There was also a hotline for information on employee pay, benefits and so on. Besides, every employee was kept up-to-date on company developments through emails, intranets, a weekly three-minute voice mail message from Bethune and so on. There was an employee newsletter and a quarterly publication. There were some 600 bulletin boards set in all places where employees had to a chance to see. Everything was made transparent. Monthly open houses were held so that any question could be asked of Bethune by anybody. Bethune answered every question which convinced employees of the change mangers’ true intentions.
The change managers insisted that employee respected one another. Dignity and Respect became the company’s slogan for 1996. Team work was emphasised. It was also insisted that an employee should treat other employees as customers. From January 2005, high level executives started ranking all managers on a 1-4 scale on quality of work, team work and so on. They were given chance to improve. Those who kept on scoring a 4 rating ( low score ) were dismissed. A number of outsiders were recruited to fill important positions. Trusted acquaintances were asked for candidates.
Attractive salary and performance-oriented bonuses were offered to the recruits. The change management team did not tolerate people engaged in power plays, backstabbing and jockeying for positions. On the other hand, he paid bonuses much before the schedule as surprise gifts. He insisted that there should be teamwork especially in flight scheduling, flight operations and their maintenance; Bethune insisted that people in marketing, scheduling and flight operations, and aircraft maintenance should form teams to arrive at schedules that were the best from all perspectives.

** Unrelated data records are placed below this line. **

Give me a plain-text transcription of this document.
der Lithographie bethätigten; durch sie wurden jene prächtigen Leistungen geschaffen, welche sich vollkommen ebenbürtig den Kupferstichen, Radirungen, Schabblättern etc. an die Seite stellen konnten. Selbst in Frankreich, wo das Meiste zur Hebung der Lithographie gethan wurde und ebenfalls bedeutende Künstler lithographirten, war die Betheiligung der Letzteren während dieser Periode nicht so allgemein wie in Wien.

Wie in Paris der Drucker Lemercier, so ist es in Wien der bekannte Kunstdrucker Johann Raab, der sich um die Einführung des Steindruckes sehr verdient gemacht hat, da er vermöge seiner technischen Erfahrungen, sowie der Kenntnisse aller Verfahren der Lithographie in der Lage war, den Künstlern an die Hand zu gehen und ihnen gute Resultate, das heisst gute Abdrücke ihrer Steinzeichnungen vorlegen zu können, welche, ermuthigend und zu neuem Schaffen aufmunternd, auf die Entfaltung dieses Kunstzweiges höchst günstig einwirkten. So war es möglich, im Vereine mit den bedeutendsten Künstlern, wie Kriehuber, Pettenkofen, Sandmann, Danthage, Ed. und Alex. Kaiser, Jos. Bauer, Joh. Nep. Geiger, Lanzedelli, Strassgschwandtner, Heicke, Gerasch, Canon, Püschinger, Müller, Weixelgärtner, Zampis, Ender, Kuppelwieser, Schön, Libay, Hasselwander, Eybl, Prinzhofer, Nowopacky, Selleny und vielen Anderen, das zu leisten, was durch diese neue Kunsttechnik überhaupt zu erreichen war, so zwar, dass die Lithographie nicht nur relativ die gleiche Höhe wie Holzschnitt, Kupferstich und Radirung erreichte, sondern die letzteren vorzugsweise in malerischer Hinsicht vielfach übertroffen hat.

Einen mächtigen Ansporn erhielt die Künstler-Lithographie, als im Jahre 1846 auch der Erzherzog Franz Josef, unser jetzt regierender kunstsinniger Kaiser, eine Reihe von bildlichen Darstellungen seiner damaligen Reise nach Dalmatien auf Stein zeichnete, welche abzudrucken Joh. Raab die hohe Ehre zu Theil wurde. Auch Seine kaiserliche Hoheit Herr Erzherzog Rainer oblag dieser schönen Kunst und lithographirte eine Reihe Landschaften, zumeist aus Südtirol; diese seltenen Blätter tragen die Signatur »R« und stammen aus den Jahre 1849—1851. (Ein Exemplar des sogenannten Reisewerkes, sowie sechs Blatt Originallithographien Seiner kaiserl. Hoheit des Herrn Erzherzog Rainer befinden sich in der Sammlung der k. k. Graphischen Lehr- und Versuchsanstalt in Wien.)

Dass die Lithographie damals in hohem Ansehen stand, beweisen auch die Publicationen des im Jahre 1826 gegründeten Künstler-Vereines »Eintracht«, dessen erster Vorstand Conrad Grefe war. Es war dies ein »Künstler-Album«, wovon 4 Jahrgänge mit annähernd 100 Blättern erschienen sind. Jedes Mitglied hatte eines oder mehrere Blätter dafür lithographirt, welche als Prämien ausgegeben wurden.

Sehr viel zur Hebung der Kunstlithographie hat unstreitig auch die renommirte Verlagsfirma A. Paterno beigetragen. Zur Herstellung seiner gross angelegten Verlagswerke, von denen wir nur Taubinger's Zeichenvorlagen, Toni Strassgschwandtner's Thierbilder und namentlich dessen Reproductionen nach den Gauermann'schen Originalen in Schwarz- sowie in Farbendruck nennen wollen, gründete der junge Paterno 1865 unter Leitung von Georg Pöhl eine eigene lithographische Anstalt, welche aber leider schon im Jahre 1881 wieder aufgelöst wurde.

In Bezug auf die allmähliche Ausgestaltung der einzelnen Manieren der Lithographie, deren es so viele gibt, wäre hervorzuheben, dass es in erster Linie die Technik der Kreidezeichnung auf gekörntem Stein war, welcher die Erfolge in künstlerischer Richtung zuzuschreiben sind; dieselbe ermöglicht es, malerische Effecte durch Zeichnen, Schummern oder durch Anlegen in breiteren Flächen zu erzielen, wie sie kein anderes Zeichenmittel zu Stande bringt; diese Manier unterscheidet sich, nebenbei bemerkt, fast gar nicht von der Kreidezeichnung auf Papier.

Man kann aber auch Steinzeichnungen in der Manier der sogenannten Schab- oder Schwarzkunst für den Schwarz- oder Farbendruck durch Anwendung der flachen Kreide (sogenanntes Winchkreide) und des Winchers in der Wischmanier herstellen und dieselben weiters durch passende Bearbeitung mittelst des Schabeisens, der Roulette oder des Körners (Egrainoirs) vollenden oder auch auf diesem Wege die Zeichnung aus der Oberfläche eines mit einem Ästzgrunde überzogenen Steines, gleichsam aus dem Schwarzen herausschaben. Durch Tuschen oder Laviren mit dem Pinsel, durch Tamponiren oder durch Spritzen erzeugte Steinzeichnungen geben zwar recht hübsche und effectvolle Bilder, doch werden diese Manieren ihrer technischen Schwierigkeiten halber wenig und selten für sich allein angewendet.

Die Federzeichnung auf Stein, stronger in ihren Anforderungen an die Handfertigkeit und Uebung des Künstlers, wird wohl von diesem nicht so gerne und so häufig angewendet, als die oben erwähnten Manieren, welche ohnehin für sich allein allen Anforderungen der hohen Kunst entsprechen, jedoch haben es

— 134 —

For a perfect attendance, $50 gift certificates were awarded once every six months. There was a lottery system to give Ford cars to the winners among those awarded gift certificate for perfect attendance. 83 vehicles were distributed till December 2000. Bethune insisted that metrics should be created for every job and operation, and without such measures, management would fail. It was impressed on all employees that performance targets should be raised after every achievement.